As in the original, Mr. Peabody (“Modern Family’s” Ty Burrell) knows everything. He’s a Nobel Prize-winning scientist who advises world leaders and makes a mean cocktail. In one of the movie’s highlights, he is challenged to play musical instruments ranging from a flamenco guitar to a didgeridoo, and performs flawlessly. He has invented a WABAC machine to take Sherman back in time, where they have encountered a cake-loving Marie Antoinette, with Mr. P led to the guillotine, and an unhappy Mona Lisa (Lake Bell), refusing to smile for Leonardo da Vinci (Stanley Tucci).
He has an adopted son, Sherman (Max Charles), who attends a fancy private school, where a girl named Penny (“Modern Family’s” Ariel Winter) gets angry when Sherman corrects her answer about George Washington chopping down the cherry tree, explaining that it never really happened. After a sloppy misuse of the term “sarcastic,” she insults Sherman in the lunchroom, calling him a dog because he has a dog for a father. They get into a fight, and Sherman bites her arm. Mr. Peabody is called to the principal’s office, where Ms. Grunion (Allison Janney), a representative from Child Protective Services, tells him Sherman will be removed from the home if he is not an appropriate parent.
Mr. Peabody invites Penny and her parents and Ms. Grunion over for dinner to straighten things out. Sherman shows Penny the WABAC machine that Mr.
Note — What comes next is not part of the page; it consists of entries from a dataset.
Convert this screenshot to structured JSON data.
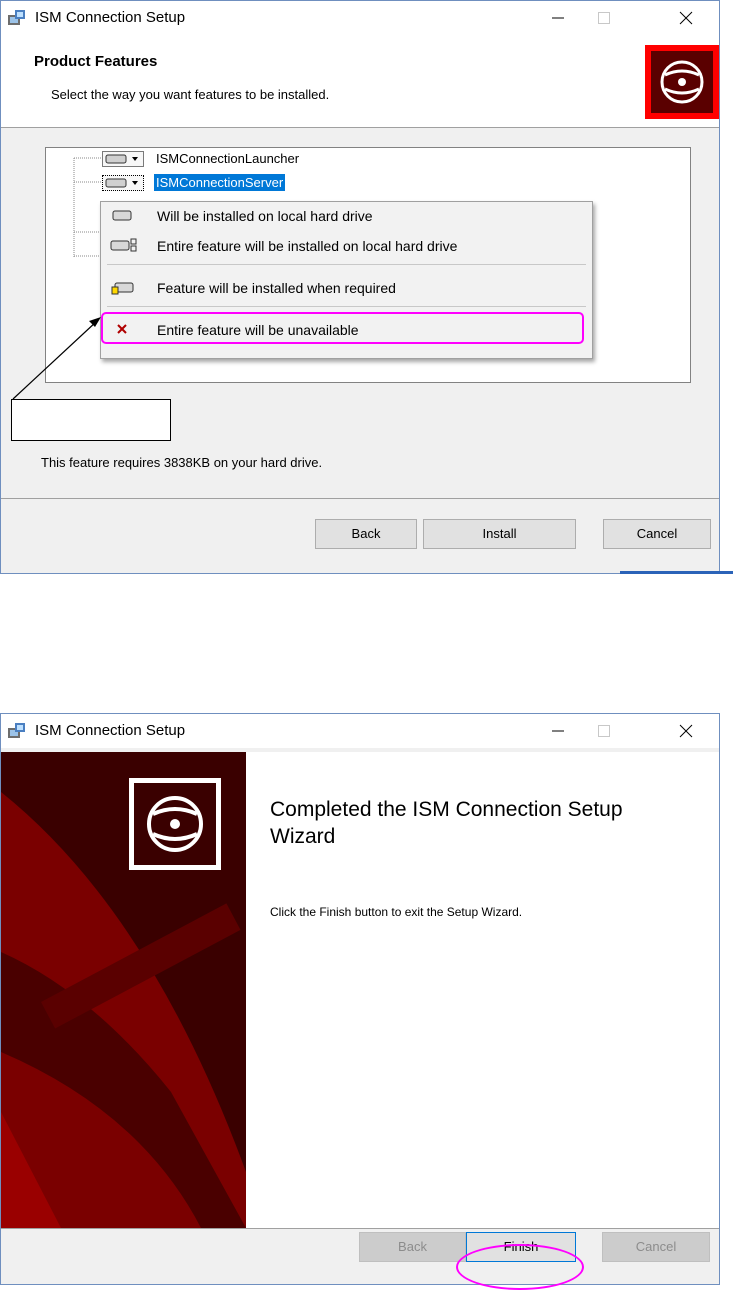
{
  "window1": {
    "title": "ISM Connection Setup",
    "header_title": "Product Features",
    "header_subtitle": "Select the way you want features to be installed.",
    "features": [
      "ISMConnectionLauncher",
      "ISMConnectionServer"
    ],
    "menu_items": [
      {
        "label": "Will be installed on local hard drive",
        "icon": "hard-drive-icon"
      },
      {
        "label": "Entire feature will be installed on local hard drive",
        "icon": "hard-drive-entire-icon"
      },
      {
        "label": "Feature will be installed when required",
        "icon": "install-on-demand-icon"
      },
      {
        "label": "Entire feature will be unavailable",
        "icon": "unavailable-x-icon"
      }
    ],
    "requirement_text": "This feature requires 3838KB on your hard drive.",
    "buttons": {
      "back": "Back",
      "install": "Install",
      "cancel": "Cancel"
    }
  },
  "window2": {
    "title": "ISM Connection Setup",
    "completed_title": "Completed the ISM Connection Setup Wizard",
    "finish_text": "Click the Finish button to exit the Setup Wizard.",
    "buttons": {
      "back": "Back",
      "finish": "Finish",
      "cancel": "Cancel"
    }
  },
  "colors": {
    "highlight": "#ff00ff",
    "selection": "#0078d7",
    "brand_dark": "#5a0000",
    "brand_red": "#ff0000"
  }
}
Peabody invented to take them back in time, and soon the two kids find themselves in ancient Egypt, where Penny becomes engaged to the young King Tut, until she finds out what that entrails, I mean entails (the bad pun thing is contagious–parents be warned). Soon they are zipping around through history, meeting up with Agamemnon (Patrick Warburton, hilarious as always, despite an Oedipus joke) and soaring over Renaissance Florence in one of da Vinci’s flying machines.
The time travel plot gets bogged down in time-space continuum anomaly mumbo jumbo. Then there are the father-son issues. Mr. Peabody, who wants his son to call him Mr. Peabody, has a problem with the l-word. Ms. Grunion’s blustery bullying and threats to remove Sherman from his home will make some families uncomfortable. It should also make them uncomfortable that the movie appears to portray kidnapping a woman as a romantic gesture that should make her instantly fall in love. Jokes about Oedipus and Bill Clinton are particularly disappointing. Warburton’s dry delivery and some good scenery and action sequences can’t make up for the fact that this movie is a disappointing come-down that completely misses the charm and humor of the original.
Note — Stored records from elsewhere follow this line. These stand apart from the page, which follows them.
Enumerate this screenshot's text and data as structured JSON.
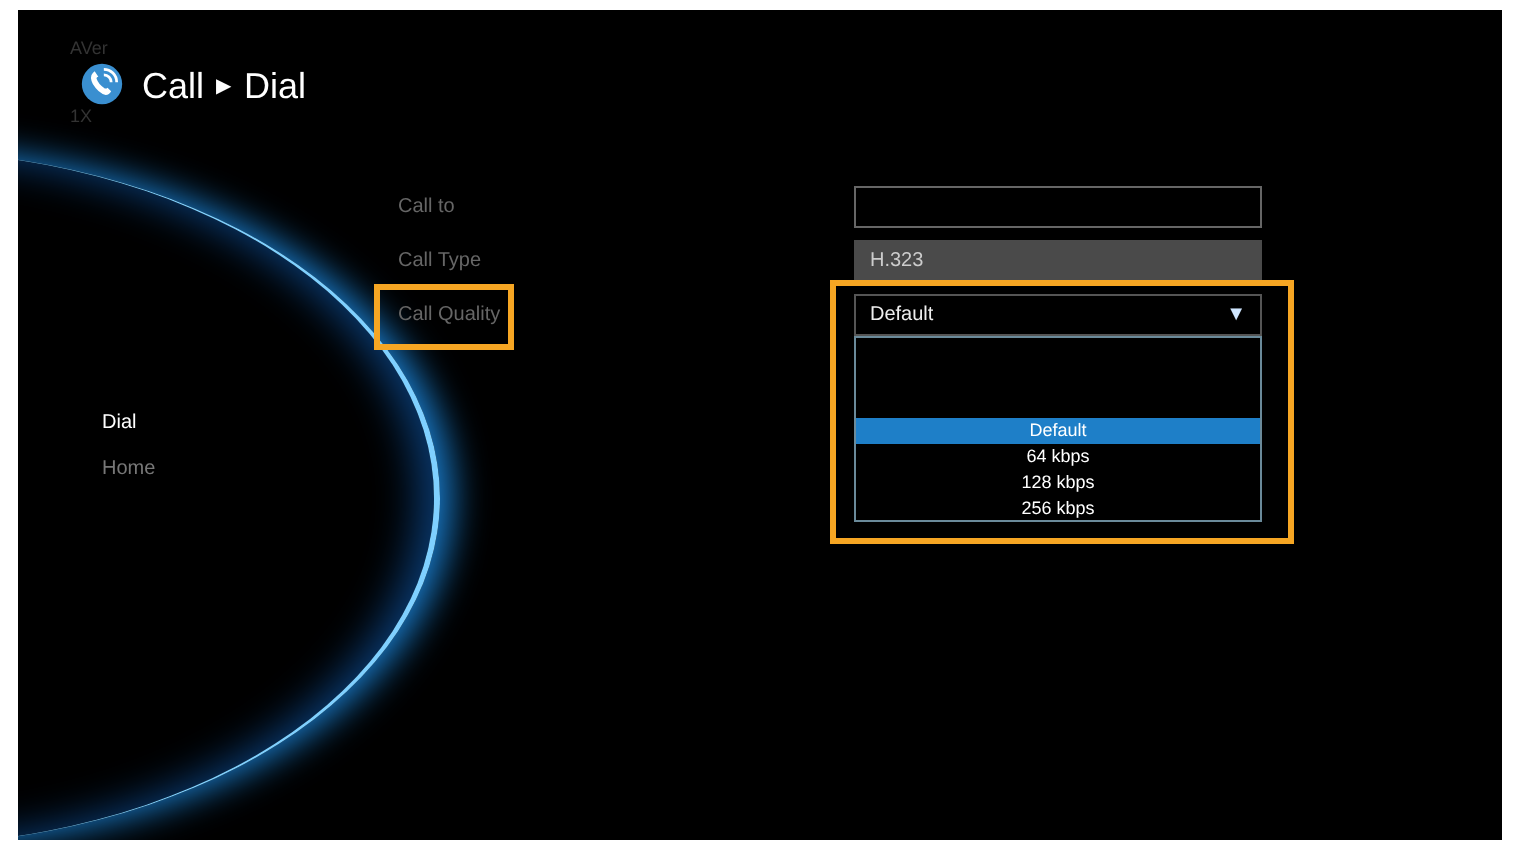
{
  "header": {
    "logo_text": "AVer",
    "logo_subtext": "1X",
    "breadcrumb": [
      {
        "label": "Call"
      },
      {
        "label": "Dial"
      }
    ],
    "separator": "▶"
  },
  "sidebar": {
    "items": [
      {
        "label": "Dial",
        "selected": true
      },
      {
        "label": "Home",
        "selected": false
      }
    ]
  },
  "form": {
    "fields": [
      {
        "kind": "text",
        "label": "Call to",
        "highlighted": false
      },
      {
        "kind": "readonly",
        "label": "Call Type",
        "value": "H.323",
        "highlighted": false
      },
      {
        "kind": "dropdown",
        "label": "Call Quality",
        "value": "Default",
        "highlighted": true,
        "expanded": true,
        "arrow": "▼",
        "options": [
          {
            "label": "Default",
            "selected": true
          },
          {
            "label": "64 kbps",
            "selected": false
          },
          {
            "label": "128 kbps",
            "selected": false
          },
          {
            "label": "256 kbps",
            "selected": false
          }
        ]
      }
    ]
  }
}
Parents should know that this movie has a lot of potty humor, some crude jokes, cartoon-style peril and action including a guillotine and a taser, a character is presumed dead but later shown to have survived, a woman is captured as a romantic gesture, and child protection services challenges an adoption and attempts to remove a child from his home.
Family discussion: If you could go back to any time in history, what would it be? Who would you want to meet? Why was Penny so mean?
If you like this, try: The original series and the other Jay Ward classics like “Rocky and Bullwinkle,” “Fractured Fairy Tales,” and “Dudley Do-right.”